M. Rodrigue était un «homme dévoué» qui menait une ferme prospère, dit le maire. «Il était très apprécié dans la communauté». Il était devenu proche de son collègue guatémaltèque, pour lequel il avait aménagé un appartement au sous-sol de sa maison.

L’enquête sur l’accident qui leur a enlevé la vie n’est pas encore terminée. Mais jeudi, la porte-parole de la Sûreté du Québec, Christine Coulombe, a indiqué qu’il «n’y aurait pas d’éléments criminels dans cet événement».

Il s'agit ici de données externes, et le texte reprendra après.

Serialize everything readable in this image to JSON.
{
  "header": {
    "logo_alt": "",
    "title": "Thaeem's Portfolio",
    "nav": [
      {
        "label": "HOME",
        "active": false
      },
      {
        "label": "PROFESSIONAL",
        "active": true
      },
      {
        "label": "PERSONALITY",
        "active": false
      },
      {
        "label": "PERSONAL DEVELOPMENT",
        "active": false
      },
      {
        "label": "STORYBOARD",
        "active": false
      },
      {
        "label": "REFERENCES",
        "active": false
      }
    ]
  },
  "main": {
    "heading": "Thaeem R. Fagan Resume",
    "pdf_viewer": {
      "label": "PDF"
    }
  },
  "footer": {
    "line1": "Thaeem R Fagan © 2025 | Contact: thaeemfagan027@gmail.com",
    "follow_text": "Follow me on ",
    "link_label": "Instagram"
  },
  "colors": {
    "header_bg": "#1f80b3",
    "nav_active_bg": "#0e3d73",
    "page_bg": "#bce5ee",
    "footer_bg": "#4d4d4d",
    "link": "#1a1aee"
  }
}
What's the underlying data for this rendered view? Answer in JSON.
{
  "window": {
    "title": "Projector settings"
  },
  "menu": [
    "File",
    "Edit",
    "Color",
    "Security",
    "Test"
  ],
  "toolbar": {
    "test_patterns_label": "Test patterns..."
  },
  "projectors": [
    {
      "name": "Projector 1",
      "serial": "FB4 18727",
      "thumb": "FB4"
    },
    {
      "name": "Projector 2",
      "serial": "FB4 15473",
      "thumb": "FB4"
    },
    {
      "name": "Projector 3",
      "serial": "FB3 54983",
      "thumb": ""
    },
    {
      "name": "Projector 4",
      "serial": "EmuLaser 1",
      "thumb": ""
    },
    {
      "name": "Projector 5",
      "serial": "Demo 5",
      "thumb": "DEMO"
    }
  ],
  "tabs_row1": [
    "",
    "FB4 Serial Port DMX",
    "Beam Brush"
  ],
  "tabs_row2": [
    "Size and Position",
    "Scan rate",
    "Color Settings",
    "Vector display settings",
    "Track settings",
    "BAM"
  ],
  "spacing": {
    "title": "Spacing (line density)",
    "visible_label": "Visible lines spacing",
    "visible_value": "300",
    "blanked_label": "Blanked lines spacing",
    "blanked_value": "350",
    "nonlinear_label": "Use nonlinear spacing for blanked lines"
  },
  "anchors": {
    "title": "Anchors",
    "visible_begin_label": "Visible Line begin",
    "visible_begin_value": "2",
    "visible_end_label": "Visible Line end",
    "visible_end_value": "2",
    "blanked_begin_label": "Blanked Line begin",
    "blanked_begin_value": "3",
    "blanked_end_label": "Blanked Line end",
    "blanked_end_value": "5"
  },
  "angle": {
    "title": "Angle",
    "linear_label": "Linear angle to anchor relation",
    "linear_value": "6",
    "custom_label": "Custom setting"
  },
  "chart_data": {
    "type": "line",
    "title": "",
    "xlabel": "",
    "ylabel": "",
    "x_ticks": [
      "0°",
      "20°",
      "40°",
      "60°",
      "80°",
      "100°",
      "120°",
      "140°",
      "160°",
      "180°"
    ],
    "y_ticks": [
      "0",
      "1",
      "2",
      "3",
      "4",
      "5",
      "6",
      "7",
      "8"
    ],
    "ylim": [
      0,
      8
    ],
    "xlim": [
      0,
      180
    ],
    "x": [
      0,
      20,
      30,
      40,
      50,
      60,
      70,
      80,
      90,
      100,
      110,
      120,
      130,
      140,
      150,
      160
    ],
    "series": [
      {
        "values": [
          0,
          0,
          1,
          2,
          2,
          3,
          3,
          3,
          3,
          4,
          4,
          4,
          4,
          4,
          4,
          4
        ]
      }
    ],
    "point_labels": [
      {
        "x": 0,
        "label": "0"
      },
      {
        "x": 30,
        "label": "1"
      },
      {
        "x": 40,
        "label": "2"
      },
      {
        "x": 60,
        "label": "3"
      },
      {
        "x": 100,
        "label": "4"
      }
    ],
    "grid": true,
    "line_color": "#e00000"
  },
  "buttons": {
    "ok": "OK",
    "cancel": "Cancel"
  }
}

«L’hypothèse privilégiée à ce moment est que les hommes auraient possiblement été incommodés par des gaz de fermentation avant d’être retrouvés inconscients dans le silo à grains», a-t-elle ajouté.

Chaque année au Québec, des agriculteurs se tuent dans les silos. Certains périssent ensevelis sous les grains, qui agissent comme des sables mouvants une fois les pieds dedans. D’autres sont happés par une vis balai ou une vis de vidange lors du nettoyage des silos.
M. Rodrigue et son collègue, eux, auraient été tués par un autre péril des silos : l’intoxication aux gaz d’ensilage.

Intoxication

Mis en silo, les fourrages fermentent et peuvent produire des gaz toxiques. Le danger d’intoxication est plus grand dans les 12 à 60 heures après le remplissage du silo et se poursuit pendant deux à trois semaines.

Selon le Programme canadien de surveillance des blessures en milieu agricole (PCSBMA 2008), entre 1990 et 2005, 15 % des 47 accidents mortels liés à l’exposition à des substances toxiques étaient attribuables à l’inhalation des gaz de silo.

Depuis plusieurs années, l’Union des producteurs agricoles (UPA) et la Commission des normes, de l’équité, de la santé et de la sécurité du travail (CNESST) sensibilisent les agriculteurs aux dangers des silos.

Mais même en connaissance de cause, certains choisissent de prendre le risque. «Comme ils ont déjà fait l’exercice sans protection et qu’il ne leur est jamais rien arrivé, ils s’imaginent qu’il ne leur arrivera jamais rien», dit Marie Ménard, coordonnatrice au Service de santé et de sécurité du travail à l’UPA.

«Juste de vouloir s’approcher de la tête du silo, on a déjà un risque de chute important si on n’a pas les moyens de protection adéquats comme porter un harnais et avoir un ancrage sécuritaire», ajoute Denis Roy, trésorier à l’UPA.

Pour se protéger des gaz d’ensilage, il est notamment suggéré d’aérer le silo en actionnant l’ensileuse souffleuse pendant au moins 30 minutes et le laisser en marche pendant que quelqu’un est à l’intérieur. Le port de masques qui protègent de ces gaz est aussi recommandé.